Eye on KELOLAND: Fire departments preparing for wildfire season

Eye on KELOLAND

Warmer weather is here in KELOLAND, which means there’s also an increased risk for fires. With everyone social distancing in the outdoors, there are a few things we need to be aware of to prevent igniting any kind of spark.

Whether you’re near the city or way out in the Black Hills, we’re surrounded by green grass and trees everywhere. Which makes it very easy to get out and properly social distance but dangerous when it comes to accidentally igniting a fire.

“Folks that have been kind of dealing with cabin fever are ready to go out and enjoy the sunshine. So we will see an increase in forest visitors from trails, to recreating, to bike riding, fishing you name it,” Jason Virtue, Fire Staff Officer of Black Hills National Forest, said.

Virtue says last year, people caused nine out of 10 wildland fires. In some cases, something as simple as parking on dry grass was to blame.

“When things start to dry out, you can see tall grass as it starts to dry out. The exhaust systems can also catch the grass on fire so using caution where people park,” Virtue said.

May is Wildfire Awareness Month. And as we head outdoors we can prevent any spark from igniting. One way to do that is with proper vehicle maintenance. You should also be careful where you smoke, and if you start a fire you need to make sure it is completely out before you walk away.

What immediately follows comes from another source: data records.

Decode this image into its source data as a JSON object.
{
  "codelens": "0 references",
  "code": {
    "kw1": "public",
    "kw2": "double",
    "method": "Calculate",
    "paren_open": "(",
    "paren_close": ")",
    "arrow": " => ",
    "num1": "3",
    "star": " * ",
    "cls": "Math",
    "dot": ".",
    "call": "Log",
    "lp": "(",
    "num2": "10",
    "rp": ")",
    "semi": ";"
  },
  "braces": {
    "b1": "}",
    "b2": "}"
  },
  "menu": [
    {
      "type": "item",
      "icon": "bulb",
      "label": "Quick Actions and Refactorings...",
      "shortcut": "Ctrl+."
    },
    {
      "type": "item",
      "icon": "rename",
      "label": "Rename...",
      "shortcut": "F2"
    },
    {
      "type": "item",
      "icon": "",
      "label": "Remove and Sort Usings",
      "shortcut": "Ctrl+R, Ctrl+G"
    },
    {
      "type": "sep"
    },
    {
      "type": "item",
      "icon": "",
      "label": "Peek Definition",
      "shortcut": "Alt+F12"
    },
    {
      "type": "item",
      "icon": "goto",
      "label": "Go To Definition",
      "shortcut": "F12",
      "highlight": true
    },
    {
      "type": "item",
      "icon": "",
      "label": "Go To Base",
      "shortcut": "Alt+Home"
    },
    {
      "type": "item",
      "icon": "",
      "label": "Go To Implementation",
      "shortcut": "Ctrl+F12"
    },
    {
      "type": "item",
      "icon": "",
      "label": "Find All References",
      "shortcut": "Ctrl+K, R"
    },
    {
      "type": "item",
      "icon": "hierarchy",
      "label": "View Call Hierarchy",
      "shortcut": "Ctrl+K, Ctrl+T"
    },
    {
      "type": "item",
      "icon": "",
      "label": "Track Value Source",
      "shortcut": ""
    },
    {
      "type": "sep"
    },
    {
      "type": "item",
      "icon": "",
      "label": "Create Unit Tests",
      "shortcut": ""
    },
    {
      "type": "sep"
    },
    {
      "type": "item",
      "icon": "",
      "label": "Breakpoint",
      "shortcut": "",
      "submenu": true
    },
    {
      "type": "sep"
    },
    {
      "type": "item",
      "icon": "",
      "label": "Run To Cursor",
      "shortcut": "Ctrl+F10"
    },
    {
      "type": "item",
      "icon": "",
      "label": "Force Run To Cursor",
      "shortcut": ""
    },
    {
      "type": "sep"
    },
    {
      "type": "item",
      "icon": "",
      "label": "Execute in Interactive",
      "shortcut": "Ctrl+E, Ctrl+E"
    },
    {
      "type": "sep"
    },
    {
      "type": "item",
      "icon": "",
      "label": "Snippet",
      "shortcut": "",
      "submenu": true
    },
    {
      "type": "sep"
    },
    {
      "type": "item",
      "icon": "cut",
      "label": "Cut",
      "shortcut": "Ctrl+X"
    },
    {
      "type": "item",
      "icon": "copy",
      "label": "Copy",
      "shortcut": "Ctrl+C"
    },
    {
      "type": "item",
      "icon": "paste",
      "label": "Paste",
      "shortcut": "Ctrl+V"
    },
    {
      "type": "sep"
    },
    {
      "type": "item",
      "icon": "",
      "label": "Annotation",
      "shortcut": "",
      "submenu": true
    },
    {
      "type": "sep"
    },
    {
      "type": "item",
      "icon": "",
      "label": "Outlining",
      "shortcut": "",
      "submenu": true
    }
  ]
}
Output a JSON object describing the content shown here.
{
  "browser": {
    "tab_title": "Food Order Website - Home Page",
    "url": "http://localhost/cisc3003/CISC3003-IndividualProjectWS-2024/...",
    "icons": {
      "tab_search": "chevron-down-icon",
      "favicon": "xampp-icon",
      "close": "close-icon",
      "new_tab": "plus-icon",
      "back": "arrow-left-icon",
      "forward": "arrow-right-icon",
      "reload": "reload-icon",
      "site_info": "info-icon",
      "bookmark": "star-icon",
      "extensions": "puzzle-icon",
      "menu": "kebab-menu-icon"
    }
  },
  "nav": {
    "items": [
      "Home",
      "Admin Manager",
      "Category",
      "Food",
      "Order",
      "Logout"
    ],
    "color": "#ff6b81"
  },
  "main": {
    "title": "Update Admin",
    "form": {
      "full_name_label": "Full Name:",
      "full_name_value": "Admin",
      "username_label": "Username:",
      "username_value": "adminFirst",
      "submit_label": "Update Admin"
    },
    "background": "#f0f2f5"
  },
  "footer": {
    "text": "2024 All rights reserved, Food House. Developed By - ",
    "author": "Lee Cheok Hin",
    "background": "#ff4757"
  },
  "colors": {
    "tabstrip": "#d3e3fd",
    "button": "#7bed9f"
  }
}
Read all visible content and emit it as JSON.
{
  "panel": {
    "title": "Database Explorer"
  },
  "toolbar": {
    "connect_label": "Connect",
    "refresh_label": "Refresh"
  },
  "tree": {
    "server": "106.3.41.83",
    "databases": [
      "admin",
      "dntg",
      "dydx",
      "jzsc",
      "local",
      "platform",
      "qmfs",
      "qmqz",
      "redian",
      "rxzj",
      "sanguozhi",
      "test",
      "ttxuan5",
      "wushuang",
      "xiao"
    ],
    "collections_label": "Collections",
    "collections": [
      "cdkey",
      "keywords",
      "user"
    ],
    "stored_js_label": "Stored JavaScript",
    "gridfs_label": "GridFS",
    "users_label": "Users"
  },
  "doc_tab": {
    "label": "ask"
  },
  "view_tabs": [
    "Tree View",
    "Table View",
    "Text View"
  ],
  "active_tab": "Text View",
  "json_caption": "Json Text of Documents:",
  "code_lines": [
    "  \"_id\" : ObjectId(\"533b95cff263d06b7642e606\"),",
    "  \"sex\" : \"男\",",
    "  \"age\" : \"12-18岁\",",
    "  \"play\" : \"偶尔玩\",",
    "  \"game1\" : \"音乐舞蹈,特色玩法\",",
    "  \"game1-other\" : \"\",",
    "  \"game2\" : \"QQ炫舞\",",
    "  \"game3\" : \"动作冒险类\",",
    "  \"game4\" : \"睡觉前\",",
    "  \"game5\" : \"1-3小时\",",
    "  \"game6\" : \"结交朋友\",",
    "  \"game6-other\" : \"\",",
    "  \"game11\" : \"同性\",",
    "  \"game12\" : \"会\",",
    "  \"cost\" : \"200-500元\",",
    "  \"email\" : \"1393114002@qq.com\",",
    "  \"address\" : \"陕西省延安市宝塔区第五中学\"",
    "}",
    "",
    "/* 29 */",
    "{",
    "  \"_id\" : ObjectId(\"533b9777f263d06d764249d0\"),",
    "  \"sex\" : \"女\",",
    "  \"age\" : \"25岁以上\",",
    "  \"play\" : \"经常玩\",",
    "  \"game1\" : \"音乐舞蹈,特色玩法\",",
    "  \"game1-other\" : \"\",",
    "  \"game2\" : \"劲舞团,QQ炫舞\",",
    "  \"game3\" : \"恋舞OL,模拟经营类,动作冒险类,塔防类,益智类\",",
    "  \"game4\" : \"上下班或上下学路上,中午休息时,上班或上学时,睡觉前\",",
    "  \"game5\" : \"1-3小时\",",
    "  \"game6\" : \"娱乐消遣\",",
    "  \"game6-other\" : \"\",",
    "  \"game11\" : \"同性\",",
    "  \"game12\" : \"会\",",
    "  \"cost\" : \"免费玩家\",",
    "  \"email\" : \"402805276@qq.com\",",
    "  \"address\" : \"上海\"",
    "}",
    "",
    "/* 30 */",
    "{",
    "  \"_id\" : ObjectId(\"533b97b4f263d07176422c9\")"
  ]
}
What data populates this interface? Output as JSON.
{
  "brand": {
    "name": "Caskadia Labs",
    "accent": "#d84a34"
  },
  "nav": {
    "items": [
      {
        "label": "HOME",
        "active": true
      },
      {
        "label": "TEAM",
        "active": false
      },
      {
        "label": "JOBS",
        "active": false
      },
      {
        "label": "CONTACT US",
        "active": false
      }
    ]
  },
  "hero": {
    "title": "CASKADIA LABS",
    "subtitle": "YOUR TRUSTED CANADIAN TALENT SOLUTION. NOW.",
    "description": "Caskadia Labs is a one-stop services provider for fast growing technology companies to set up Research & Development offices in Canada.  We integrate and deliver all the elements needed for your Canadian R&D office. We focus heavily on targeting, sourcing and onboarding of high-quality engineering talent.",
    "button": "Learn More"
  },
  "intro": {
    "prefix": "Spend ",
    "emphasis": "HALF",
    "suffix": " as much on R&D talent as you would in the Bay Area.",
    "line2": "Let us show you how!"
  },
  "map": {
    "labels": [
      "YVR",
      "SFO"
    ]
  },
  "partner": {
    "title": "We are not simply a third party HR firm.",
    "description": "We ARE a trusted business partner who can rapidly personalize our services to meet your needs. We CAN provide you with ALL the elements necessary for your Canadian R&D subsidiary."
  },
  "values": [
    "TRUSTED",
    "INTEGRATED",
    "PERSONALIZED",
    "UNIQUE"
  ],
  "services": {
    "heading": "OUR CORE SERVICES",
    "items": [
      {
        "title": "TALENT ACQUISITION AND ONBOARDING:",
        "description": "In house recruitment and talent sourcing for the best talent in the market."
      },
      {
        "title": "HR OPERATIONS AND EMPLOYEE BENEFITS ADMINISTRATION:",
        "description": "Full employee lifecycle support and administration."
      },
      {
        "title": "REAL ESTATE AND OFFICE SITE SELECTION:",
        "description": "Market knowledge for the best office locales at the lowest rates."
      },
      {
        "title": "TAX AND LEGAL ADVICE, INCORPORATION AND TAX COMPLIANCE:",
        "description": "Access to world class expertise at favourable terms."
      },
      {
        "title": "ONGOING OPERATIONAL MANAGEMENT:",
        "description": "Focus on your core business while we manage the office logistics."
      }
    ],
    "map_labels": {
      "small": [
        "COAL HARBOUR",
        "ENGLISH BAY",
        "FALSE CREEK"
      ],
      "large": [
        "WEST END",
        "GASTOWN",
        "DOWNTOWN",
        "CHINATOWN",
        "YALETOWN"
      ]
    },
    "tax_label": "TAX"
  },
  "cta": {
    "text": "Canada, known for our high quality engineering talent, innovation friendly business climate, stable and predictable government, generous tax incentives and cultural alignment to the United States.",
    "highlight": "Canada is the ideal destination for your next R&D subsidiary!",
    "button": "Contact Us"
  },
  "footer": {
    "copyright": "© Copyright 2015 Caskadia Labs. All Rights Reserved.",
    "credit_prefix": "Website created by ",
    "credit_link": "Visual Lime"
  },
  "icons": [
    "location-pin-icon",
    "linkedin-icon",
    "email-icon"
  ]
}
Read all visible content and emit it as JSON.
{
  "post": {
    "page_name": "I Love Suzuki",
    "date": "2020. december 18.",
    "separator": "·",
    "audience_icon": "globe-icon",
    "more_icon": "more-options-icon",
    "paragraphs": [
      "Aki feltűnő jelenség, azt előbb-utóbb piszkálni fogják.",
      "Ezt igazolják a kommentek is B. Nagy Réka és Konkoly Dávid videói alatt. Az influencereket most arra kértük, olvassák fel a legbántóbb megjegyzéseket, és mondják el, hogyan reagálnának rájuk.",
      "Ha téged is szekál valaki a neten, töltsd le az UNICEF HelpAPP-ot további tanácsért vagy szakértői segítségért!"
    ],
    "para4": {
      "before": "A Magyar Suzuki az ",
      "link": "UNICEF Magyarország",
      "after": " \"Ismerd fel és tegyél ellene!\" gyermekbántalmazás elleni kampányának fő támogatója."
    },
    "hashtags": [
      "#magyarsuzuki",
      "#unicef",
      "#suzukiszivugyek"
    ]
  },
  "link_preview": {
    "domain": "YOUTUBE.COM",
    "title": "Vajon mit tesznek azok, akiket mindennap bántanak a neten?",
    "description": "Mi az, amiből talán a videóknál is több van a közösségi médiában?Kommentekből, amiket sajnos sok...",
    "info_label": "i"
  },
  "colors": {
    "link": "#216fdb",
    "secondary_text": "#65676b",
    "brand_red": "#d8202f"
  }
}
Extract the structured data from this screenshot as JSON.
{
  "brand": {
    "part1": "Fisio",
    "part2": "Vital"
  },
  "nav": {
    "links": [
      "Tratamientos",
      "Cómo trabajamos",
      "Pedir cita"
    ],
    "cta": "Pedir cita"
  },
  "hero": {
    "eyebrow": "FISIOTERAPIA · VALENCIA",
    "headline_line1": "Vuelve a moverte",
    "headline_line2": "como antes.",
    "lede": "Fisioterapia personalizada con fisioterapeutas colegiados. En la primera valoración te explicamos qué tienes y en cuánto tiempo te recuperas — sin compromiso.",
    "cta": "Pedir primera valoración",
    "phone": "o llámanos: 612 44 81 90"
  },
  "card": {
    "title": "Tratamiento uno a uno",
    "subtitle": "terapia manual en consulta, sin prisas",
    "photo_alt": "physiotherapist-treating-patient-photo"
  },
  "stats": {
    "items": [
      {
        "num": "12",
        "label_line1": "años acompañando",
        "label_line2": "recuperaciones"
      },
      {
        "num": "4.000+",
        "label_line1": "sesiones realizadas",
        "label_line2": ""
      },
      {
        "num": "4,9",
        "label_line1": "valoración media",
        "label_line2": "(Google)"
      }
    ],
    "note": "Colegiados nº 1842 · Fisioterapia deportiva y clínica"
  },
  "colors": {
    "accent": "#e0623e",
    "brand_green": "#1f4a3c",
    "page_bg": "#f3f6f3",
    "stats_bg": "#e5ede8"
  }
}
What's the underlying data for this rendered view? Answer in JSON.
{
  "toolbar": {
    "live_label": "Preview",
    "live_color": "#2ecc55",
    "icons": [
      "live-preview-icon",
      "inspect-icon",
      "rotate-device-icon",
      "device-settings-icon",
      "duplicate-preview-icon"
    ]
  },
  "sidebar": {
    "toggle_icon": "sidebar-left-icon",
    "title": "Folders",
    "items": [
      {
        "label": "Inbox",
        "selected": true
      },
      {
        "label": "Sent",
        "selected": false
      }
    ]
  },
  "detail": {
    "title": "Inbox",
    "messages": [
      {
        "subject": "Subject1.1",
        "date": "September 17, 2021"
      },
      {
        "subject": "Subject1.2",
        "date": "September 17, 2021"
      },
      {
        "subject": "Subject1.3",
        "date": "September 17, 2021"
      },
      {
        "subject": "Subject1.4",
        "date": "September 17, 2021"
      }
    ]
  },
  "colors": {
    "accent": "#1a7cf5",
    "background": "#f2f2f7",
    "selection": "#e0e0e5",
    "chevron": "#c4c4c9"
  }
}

“But in general, when folks are recreating, we just ask that they use all caution and if they do see smoke or something doesn’t look right that they call it in, whether it’s the local dispatch center or our Great Plains dispatch,” Virtue said.

While local volunteer fire departments are prepared for fire season to start up, they urge people to be very cautious especially this year.

“So COVID-19 poses a little bit of challenge for us when the pager goes off. Ultimately we’re prepared, we will roll regardless of what the situation might be. We are going to try and social distance as best we can, but we also realize that the patient is our number one priority and we need to take care of that patient,” Gail Schmidt, Fire Chief for Rockervile VFD, said.

When a fire department gets called to help put out a wildfire, multiple agencies join in on the effort. This is putting many different first responders in contact with each other and at risk for catching the virus.

“If there’s no fires, that prevents us from having to put multiple people in a truck and having them in a close proximity, less responses for any responders around the area is a good thing at this point because then we are just not exposing each other to anything we don’t need to,” Adam Kuenkel, Ast. Chief Box Elder VFD, said.

Right now, the fire danger level is moderate to low. However, as the summer months continue, that will likely change.

“We are talking about 80 degree temperatures next week already and so these flashy fuels, these grasses, our pine duff layers, those are our flashy fuels, those take an hour to dry up and then we have fire danger again,” Schmidt said.

As we all enjoy the fresh air and nice outdoors, it’s important to remember that even the smallest flame could ignite an enormous wildfire.